🤖 AI Summary
Deep learning-based CSI compression for massive MIMO systems suffers from heavy reliance on large-scale site-specific measurement data, poor generalizability across sites, and high deployment costs. Method: This paper proposes a high-fidelity digital twin (DT)-driven CSI compression modeling framework. It integrates electromagnetic 3D modeling, ray tracing, and hardware-aware modeling to construct site-specific DT environments; introduces a four-dimensional fidelity decomposition framework—covering geometry, material, propagation, and hardware—to quantify each dimension’s impact on model performance; and designs a lightweight fine-tuning strategy leveraging only limited real-world measurements to bridge the simulation-to-reality gap.
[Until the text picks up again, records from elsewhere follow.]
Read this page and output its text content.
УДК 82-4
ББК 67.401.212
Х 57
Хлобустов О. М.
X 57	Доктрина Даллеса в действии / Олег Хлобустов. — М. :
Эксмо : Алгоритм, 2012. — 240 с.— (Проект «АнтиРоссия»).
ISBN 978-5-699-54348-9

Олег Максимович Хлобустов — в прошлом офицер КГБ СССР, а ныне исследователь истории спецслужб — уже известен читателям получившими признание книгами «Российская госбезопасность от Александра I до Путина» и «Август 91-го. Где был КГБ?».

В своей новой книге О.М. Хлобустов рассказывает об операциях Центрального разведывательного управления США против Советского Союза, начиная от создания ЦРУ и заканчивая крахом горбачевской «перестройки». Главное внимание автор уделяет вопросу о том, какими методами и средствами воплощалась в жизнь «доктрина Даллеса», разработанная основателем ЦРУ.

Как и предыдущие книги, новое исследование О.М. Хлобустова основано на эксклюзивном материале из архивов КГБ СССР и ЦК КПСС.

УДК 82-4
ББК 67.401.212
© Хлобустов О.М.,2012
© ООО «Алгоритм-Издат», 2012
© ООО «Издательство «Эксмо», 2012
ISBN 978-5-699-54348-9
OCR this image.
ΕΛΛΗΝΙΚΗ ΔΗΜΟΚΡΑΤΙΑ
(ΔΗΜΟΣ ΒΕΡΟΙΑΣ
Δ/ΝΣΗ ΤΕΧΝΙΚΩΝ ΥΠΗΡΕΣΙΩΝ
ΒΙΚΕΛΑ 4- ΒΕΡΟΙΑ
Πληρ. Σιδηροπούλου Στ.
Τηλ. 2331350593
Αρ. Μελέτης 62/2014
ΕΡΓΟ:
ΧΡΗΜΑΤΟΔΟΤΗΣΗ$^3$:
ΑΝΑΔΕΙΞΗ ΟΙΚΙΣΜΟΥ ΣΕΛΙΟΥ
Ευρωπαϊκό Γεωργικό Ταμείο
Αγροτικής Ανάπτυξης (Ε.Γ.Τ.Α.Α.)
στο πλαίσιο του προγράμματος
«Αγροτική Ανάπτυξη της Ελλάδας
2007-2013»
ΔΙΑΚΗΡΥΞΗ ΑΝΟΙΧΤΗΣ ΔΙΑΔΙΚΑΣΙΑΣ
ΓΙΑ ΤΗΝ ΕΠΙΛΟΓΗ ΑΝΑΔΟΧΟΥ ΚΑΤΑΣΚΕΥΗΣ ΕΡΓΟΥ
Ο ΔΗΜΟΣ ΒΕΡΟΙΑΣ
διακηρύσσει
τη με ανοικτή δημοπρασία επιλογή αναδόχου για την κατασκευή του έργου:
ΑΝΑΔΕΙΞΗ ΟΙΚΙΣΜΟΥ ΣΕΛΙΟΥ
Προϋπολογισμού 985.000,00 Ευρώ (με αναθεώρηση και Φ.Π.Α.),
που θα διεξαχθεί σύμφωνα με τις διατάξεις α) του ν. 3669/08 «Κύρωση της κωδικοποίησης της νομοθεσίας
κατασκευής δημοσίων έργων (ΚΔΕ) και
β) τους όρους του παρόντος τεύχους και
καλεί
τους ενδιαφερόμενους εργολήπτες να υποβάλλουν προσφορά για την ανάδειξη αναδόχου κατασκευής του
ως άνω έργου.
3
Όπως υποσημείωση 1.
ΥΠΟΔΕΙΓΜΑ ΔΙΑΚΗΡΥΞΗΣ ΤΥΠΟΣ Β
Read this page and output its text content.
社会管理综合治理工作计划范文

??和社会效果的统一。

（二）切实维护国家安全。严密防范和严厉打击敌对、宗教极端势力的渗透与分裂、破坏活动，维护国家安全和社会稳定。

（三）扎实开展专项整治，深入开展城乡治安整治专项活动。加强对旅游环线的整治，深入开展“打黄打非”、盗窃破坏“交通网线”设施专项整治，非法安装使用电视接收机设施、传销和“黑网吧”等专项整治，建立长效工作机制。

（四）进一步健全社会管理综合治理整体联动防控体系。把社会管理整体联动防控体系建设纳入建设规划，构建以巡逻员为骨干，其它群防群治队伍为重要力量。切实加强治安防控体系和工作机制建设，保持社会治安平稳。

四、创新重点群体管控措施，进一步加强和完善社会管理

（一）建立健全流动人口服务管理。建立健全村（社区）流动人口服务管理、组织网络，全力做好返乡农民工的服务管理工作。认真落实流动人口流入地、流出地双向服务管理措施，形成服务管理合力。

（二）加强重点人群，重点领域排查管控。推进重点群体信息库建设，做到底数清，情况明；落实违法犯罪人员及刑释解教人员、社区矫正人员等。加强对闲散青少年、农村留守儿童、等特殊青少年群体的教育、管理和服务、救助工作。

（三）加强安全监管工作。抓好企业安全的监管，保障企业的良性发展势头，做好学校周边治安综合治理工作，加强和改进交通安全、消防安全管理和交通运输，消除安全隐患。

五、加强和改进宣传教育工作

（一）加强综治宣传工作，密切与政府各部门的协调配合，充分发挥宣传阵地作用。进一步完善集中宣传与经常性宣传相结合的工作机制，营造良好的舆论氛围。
Contribution/Results: A DT-trained model fine-tuned with merely 10% of measured data achieves a 3.2 dB PSNR gain over models trained on generic datasets, significantly reducing feedback overhead and improving cross-site adaptability—demonstrating the critical value of high-fidelity digital twins in intelligent wireless communication modeling.
📝 Abstract
Deep learning (DL) techniques have demonstrated strong performance in compressing and reconstructing channel state information (CSI) while reducing feedback overhead in massive MIMO systems. A key challenge, however, is their reliance on extensive site-specific training data, whose real-world collection incurs significant overhead and limits scalability across deployment sites. To address this, we propose leveraging site-specific digital twins to assist the training of DL-based CSI compression models. The digital twin integrates an electromagnetic (EM) 3D model of the environment, a hardware model, and ray tracing to produce site-specific synthetic CSI data, allowing DL models to be trained without the need for extensive real-world measurements. We further develop a fidelity analysis framework that decomposes digital twin quality into four key aspects: 3D geometry, material properties, ray tracing, and hardware modeling. We explore how these factors influence the reliability of the data and model performance. To enhance the adaptability to real-world environments, we propose a refinement strategy that incorporates a limited amount of real-world data to fine-tune the DL model pre-trained on the digital twin dataset. Evaluation results show that models trained on site-specific digital twins outperform those trained on generic datasets, with the proposed refinement method effectively enhancing performance using limited real-world data. The simulations also highlight the importance of digital twin fidelity, especially in 3D geometry, ray tracing, and hardware modeling, for improving CSI reconstruction quality. This analysis framework offers valuable insights into the critical fidelity aspects, and facilitates more efficient digital twin development and deployment strategies for various wireless communication tasks.